Wear a mask: Shopping for groceries
Since you’ll likely be passing other shoppers in narrow aisles or stand closer than six feet from the cashier as you check out and grab your bags, it’s best for all involved to cover up. In fact, you may not be allowed into a store without a mask as a few stores, including Costco and Stew Leonard’s, have rules in place that customers must wear facial coverings, while many other chains encourage their customers to wear them. Whole Foods Market is even going as far as offering free masks to customers at the entrance to their stores (though they are only required in states where facial masks are mandated). Here’s the answer to whether or not you should be disinfecting your groceries.
“People should wear face coverings in public to prevent transmission of the virus to other people in the community, not necessarily to protect themselves from contracting the virus,” explains Jill Weatherhead, MD, an assistant professor of adult and pediatric infectious diseases at Baylor College of Medicine in Houston. “Individuals who are asymptomatic or pre-symptomatic can potentially spread the virus unknowingly to others in the community if they’re not wearing a face covering.” Find out how many times you can wear your face covering before washing it.
Wear a mask: At the gym or exercising outdoors in populated areas
While the good news is that coronavirus doesn’t appear to be transmitted through sweat, you still need to wear a mask when you’re exercising at the gym. (Yes, we know it gets hot and uncomfortable.) Why?

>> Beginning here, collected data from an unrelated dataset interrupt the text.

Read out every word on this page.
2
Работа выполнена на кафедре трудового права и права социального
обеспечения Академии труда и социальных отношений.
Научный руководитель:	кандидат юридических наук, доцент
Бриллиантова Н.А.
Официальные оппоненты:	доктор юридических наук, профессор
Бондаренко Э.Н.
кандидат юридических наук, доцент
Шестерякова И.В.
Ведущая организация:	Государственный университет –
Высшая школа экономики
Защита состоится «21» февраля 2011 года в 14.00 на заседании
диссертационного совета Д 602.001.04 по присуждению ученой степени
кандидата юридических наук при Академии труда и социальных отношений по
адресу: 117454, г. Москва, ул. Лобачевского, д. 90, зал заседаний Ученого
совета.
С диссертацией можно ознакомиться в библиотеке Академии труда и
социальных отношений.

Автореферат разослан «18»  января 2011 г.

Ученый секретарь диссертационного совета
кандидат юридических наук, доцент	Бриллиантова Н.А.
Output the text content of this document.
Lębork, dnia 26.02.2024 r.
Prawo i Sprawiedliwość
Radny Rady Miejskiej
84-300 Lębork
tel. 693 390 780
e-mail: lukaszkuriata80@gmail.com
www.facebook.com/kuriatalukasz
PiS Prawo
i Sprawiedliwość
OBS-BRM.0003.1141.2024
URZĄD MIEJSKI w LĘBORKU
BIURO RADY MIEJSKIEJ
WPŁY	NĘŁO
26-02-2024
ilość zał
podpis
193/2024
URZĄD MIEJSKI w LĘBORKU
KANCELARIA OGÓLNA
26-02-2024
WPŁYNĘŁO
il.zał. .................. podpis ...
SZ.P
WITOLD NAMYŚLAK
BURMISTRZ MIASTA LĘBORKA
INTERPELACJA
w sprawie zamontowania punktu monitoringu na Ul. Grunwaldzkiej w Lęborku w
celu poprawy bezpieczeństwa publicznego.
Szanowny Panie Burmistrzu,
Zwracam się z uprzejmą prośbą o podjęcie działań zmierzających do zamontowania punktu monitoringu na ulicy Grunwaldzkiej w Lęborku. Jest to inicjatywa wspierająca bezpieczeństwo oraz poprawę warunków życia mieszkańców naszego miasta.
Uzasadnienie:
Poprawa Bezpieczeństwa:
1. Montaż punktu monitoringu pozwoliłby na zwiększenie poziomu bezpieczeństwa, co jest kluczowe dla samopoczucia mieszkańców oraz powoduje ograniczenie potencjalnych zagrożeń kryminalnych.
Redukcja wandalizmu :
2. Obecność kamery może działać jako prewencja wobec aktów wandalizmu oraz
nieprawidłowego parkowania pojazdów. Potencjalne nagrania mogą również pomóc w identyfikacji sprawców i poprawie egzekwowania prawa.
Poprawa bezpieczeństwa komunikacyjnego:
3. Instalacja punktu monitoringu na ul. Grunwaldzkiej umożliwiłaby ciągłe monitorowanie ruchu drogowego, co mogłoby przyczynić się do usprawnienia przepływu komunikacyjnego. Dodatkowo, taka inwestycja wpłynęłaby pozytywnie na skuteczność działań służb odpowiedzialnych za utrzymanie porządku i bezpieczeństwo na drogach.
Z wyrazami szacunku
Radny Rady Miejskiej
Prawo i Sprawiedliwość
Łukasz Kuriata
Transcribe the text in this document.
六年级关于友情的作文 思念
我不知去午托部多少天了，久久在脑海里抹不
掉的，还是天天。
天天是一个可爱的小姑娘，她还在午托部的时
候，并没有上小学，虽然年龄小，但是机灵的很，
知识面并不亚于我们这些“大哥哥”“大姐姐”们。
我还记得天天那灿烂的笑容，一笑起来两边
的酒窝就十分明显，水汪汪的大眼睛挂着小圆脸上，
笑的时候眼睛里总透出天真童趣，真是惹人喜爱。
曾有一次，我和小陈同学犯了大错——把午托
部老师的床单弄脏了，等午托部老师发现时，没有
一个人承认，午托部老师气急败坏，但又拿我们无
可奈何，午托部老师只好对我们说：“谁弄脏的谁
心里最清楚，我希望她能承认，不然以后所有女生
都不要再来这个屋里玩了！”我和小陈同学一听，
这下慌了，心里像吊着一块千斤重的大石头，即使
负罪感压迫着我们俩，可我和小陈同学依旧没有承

When you get your heart rate up and start breathing heavily and more forcefully, the respiratory droplets (that spread coronavirus and other illnesses) in your breath will travel farther, says Sandra Kesh, MD, the deputy medical director and infectious disease specialist at Westmed Medical Group in Westchester, New York. “If an infected person coughs in an enclosed area, like a gym, where the same air is constantly circulating, those particles can spread all throughout the room,” she says.
You should also don a face covering if you’re jogging, walking, or biking on a well-trafficked trail or sidewalk during your al fresco sweat session. Just be sure you can still breathe well enough to get enough oxygen, Dr. Weatherhead warns, otherwise stay inside or find a quieter area for outdoor recreation. If you’re looking to buy a mask, check these places where you can still find reusable face masks.
Wear a mask: At the salon or spa
As hair and nail salons and spas begin to reopen in parts of the country, some states including Connecticut, New York, Virginia, and Wyoming, have made masks mandatory while you’re getting a haircut or mani. But even if it’s not required by your state or your salon, you should wear a mask any time you can’t maintain that six-foot-or-more distance, Dr. Weatherhead says. Here are 9 things you won’t see in nail salons anymore.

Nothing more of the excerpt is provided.